Abends
komme ich durch Probstzella, wo früher ein Grenzbahnhof nach
Bayern war. Eigentlich will ich noch zwei Stunden fahren, aber dann
lese ich einen Hinweis auf das "Haus des Volkes" und
erinnere mich, daß ich das vom ICE aus immer gesehen habe, auf der
quälenden Strecke zwischen Jena und Lichtenfels, wenn einem schlecht
ist von der Neigetechnik und der Zug die Berge hochschleicht und schließlich in Probstzella hält. Das
"Haus des Volkes" hat einen großen Garten mit einem
interessanten Ausschank-Kiosk, eine Fläche ist golden
gestrichen, in schönem Gegensatz dazu der DDR-Plastewasserhahn.
RSL2-Leuchten im markanten Bauhaus-Rot-Weiß-Schwarz, auch ein Trafokasten
ist so gestrichen, denn das Haus ist ein "Bauhaus-Hotel".
Es gibt ja im Moment im Land diese Mode, Trafohäuschen mit
hyperrealistischen Kitschmotiven zu tarnen, davon hebt sich das hier
angenehm ab. Wo es eine Kurmuschel gibt, muß ich natürlich
eigentlich übernachten. Ich schleiche in den "Roten Saal"
mit Empore, die Holztreppe zur Bühne knarrt, gleich muß ich meine
Abi-Abschlußrede halten (die hat damals eine Schülerin gehalten,
die mir bis dahin nie aufgefallen war, und als erstes bedankte sie
sich bei den Lehrern, was ich unfaßbar verlogen fand. Seitdem halte
ich manchmal meine eigene Rede, um einschlafen zu können.) Die
Schrift an den Wänden ist überall im Haus einheitlich gestaltet, an
einigen Stellen wurde unter dem Putz die Originalschrift
freigelegt. Es gibt einen "Raum zum Stillen und
Insulinspritzen", ein Hinweis auf unser Demographieproblem.

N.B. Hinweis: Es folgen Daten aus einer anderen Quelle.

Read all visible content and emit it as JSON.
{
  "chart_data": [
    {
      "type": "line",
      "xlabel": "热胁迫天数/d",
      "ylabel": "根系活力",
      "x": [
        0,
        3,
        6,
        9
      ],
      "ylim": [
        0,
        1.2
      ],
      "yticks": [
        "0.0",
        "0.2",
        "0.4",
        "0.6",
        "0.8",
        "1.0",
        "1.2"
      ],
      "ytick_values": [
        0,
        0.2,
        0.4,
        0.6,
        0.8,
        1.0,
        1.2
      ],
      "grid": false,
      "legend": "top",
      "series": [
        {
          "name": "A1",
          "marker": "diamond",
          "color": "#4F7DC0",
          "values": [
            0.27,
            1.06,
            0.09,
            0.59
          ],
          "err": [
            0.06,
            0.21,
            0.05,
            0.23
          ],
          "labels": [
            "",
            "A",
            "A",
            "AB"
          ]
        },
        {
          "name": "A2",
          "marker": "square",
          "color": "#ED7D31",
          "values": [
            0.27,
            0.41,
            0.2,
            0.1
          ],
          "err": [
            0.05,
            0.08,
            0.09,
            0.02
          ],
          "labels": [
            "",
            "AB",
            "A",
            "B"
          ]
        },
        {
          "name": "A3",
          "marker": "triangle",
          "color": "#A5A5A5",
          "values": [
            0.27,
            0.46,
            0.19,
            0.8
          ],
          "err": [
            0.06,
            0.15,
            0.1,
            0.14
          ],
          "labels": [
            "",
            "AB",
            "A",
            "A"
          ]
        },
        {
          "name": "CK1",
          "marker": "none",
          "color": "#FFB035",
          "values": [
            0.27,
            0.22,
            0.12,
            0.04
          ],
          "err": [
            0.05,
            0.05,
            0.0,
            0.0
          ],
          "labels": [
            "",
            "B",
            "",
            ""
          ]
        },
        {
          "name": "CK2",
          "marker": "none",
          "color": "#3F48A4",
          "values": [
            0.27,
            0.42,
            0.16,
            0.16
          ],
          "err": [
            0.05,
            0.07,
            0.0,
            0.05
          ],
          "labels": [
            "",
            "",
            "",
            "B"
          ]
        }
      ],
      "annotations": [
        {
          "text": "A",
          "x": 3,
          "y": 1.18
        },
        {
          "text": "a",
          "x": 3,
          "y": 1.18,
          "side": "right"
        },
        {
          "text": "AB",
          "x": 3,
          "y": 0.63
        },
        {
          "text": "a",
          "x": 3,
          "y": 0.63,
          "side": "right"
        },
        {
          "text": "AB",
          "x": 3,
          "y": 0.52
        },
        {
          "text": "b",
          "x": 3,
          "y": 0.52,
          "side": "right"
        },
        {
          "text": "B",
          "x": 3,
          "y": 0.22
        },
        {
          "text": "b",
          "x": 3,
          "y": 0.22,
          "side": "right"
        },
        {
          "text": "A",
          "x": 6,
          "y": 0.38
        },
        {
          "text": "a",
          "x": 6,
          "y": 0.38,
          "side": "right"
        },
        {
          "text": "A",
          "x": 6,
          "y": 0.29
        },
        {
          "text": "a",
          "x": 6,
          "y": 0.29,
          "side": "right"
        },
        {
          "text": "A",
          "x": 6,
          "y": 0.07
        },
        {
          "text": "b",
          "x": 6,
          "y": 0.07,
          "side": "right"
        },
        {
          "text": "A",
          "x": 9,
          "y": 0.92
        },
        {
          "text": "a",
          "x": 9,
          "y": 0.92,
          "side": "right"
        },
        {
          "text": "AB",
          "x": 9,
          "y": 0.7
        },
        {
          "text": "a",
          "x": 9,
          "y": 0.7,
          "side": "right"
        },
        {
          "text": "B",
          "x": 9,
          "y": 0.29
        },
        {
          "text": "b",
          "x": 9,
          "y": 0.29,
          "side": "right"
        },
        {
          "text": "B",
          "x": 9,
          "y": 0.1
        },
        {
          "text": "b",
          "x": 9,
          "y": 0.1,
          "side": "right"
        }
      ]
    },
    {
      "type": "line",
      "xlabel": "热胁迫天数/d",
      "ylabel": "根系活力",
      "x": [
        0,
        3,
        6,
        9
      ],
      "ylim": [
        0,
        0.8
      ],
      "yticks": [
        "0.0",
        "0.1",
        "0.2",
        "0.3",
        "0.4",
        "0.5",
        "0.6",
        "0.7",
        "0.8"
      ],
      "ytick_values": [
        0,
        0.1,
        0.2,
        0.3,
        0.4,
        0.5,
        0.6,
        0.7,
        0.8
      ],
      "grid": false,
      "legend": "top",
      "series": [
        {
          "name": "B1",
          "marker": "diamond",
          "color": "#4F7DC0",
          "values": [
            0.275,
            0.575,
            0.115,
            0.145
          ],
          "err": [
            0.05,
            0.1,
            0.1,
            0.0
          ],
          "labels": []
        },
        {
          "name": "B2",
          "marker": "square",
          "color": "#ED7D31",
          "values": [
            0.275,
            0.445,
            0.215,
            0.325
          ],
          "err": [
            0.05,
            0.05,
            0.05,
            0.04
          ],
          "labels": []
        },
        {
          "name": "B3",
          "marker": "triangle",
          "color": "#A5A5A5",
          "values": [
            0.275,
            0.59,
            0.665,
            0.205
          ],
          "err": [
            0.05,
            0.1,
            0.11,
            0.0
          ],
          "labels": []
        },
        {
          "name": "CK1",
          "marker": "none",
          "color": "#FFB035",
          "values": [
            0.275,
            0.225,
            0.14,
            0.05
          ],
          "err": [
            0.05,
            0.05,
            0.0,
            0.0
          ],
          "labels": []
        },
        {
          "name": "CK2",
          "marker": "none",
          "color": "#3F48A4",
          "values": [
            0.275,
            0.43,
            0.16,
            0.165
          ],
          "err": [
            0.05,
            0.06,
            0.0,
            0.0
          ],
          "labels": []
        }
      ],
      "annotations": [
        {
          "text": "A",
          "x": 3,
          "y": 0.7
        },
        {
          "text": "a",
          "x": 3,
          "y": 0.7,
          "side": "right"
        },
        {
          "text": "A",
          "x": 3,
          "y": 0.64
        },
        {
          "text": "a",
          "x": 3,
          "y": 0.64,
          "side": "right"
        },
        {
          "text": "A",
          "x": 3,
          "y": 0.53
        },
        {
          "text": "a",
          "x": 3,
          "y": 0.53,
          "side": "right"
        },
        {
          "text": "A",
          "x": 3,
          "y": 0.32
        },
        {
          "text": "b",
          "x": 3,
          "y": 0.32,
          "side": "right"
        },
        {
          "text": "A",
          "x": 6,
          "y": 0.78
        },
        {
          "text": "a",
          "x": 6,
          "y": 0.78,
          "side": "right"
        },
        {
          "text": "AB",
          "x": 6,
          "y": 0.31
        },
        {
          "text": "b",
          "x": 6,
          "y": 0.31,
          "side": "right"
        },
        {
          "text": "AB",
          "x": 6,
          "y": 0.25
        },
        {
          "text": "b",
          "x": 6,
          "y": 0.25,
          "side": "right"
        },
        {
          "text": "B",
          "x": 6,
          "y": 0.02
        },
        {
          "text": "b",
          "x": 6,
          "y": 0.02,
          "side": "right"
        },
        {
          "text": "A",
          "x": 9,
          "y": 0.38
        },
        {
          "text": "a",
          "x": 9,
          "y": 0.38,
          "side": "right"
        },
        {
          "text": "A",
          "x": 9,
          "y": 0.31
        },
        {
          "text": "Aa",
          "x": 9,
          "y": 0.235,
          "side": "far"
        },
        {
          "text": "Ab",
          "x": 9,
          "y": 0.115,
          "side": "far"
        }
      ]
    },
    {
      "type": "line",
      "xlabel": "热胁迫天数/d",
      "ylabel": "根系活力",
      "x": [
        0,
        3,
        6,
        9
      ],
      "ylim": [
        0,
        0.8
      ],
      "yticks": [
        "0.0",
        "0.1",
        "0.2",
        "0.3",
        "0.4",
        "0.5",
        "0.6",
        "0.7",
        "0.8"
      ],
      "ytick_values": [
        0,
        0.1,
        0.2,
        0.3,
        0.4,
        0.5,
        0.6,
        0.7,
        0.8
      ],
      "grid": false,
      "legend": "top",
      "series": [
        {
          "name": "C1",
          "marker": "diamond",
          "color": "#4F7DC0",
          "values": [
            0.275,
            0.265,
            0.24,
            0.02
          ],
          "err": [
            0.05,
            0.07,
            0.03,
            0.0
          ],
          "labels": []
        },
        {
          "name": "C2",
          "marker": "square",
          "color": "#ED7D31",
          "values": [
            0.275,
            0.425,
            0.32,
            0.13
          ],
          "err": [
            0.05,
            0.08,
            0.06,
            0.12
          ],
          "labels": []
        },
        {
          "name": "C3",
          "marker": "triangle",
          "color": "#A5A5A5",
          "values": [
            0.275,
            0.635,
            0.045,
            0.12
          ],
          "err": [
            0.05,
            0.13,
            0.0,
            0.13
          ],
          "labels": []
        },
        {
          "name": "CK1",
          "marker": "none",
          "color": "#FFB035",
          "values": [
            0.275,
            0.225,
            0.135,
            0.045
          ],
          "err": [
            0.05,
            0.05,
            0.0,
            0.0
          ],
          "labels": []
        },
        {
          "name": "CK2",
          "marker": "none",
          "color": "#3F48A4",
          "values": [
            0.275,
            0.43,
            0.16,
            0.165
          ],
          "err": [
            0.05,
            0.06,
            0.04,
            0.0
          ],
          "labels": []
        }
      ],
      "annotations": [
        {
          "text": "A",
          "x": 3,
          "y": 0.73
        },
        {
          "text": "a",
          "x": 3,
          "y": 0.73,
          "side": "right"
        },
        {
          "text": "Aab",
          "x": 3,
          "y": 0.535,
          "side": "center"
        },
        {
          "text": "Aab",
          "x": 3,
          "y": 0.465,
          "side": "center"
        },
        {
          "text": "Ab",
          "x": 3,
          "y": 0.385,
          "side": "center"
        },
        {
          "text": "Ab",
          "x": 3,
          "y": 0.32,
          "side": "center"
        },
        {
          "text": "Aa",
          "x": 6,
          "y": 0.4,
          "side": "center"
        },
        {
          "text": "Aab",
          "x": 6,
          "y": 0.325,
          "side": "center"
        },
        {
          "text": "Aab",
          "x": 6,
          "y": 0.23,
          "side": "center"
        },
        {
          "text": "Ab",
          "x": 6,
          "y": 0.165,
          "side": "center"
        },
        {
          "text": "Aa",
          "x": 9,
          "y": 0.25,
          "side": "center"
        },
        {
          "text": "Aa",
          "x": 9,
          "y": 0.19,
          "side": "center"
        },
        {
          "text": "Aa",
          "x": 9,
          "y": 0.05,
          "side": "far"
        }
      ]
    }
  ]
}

Da
ich heute der einzige Interessent bin, fällt es mir schwer, nicht
eine Nacht zu bleiben. Hoffentlich werde ich nicht wahnsinnig, wenn
das Personal gegangen ist und ich alleine bleibe: "Was du heute kannst besorgen ..."
Sie schließen mir die Räume der Ausstellung über Franz Itting auf,
den Erbauer des Hauses, dessen Schicksal mich an das meines Großvaters erinnert. Weil er als alter SPDler aus der SED
ausgeschlossen worden ist, hatte die Familie spätestens seit 1948
mit der DDR abgeschlossen, nicht erst wegen Biermann, Prager Frühling,
Mauerbau oder 17.Juni. Für meine Eltern ist alles, was danach kam,
nur vor dem Hintergrund des Stalinismus zu verstehen. Tatsächlich
kann man ja einen Zusammenhang zwischen der Erosion der Macht und der
relativen Lockerung in den 80ern im Alltagsleben und dem immer
stärkeren Ausbau des Staatssicherheitsdienstes sehen.
Der
Industriepionier Itting war ein Junge aus einfachen Verhältnissen,
Jahrgang 1875. Er interessiert sich für die aufstrebende Technik
seiner Zeit, die Elektrotechnik. Es geht damals um die
Elektrifizierung des Landes, die paradiesische Zustände bringen und
die Menschen verbinden soll. Schon vor dem Ersten Weltkrieg sorgt er
mit seiner Fabrik für die Elektrifizierung eines großen Gebietes um
Probstzella. Dafür muß er jede Gemeinde persönlich besuchen, einmal schläft
er auf einem Billardtisch, weil das bequemer als das Bett ist. Er muß
die Menschen von der Technik überzeugen. Die Bauern haben Vorbehalte
gegen die Leitungen und Strommasten, die einen fürchten, daß die
Leitungen "atmosphärische Elektrizität aufsaugen" und es
kein Gewitter mehr gebe, die anderen fürchten Unwetter, Erdbeben, Hagel und
Mißernten. (Das erinnert mich an die Aussage eines alten Bauern auf
dem Dorf, die vielen Hochwasser in unseren Tagen kämen "von die Windräder und Asseliten".) Als überzeugter Sozialdemokrat läßt Itting ein
"Haus des Volkes" für den Ort bauen, mit Massageräumen, Kegelbahn,
Festsaal, Turnhalle, Restaurant, Sauna. Vieles davon kann
von den Menschen im Ort umsonst benutzt werden. Und das
Unglaublichste, er will das Haus im modernsten Stil seiner Zeit
errichten und engagiert den 28jährigen Bauhäusler Alfred Arndt, der
die Farbgestaltung und die Architektur des Hauses überarbeitet, der
ursprüngliche Architekt wird abgefunden. So entsteht ein Leuchtturm
in der Provinz, eine Insel für die Seele. Es wird Salat fürs
Restaurant gezogen, mit den Küchenabfällen füttert man die Hühner,
geheizt wird mit Abwärme aus dem E-Werk. Selbst in der Inflation
überlebt der Betrieb ohne Entlassungen, weil alle zusammenhalten.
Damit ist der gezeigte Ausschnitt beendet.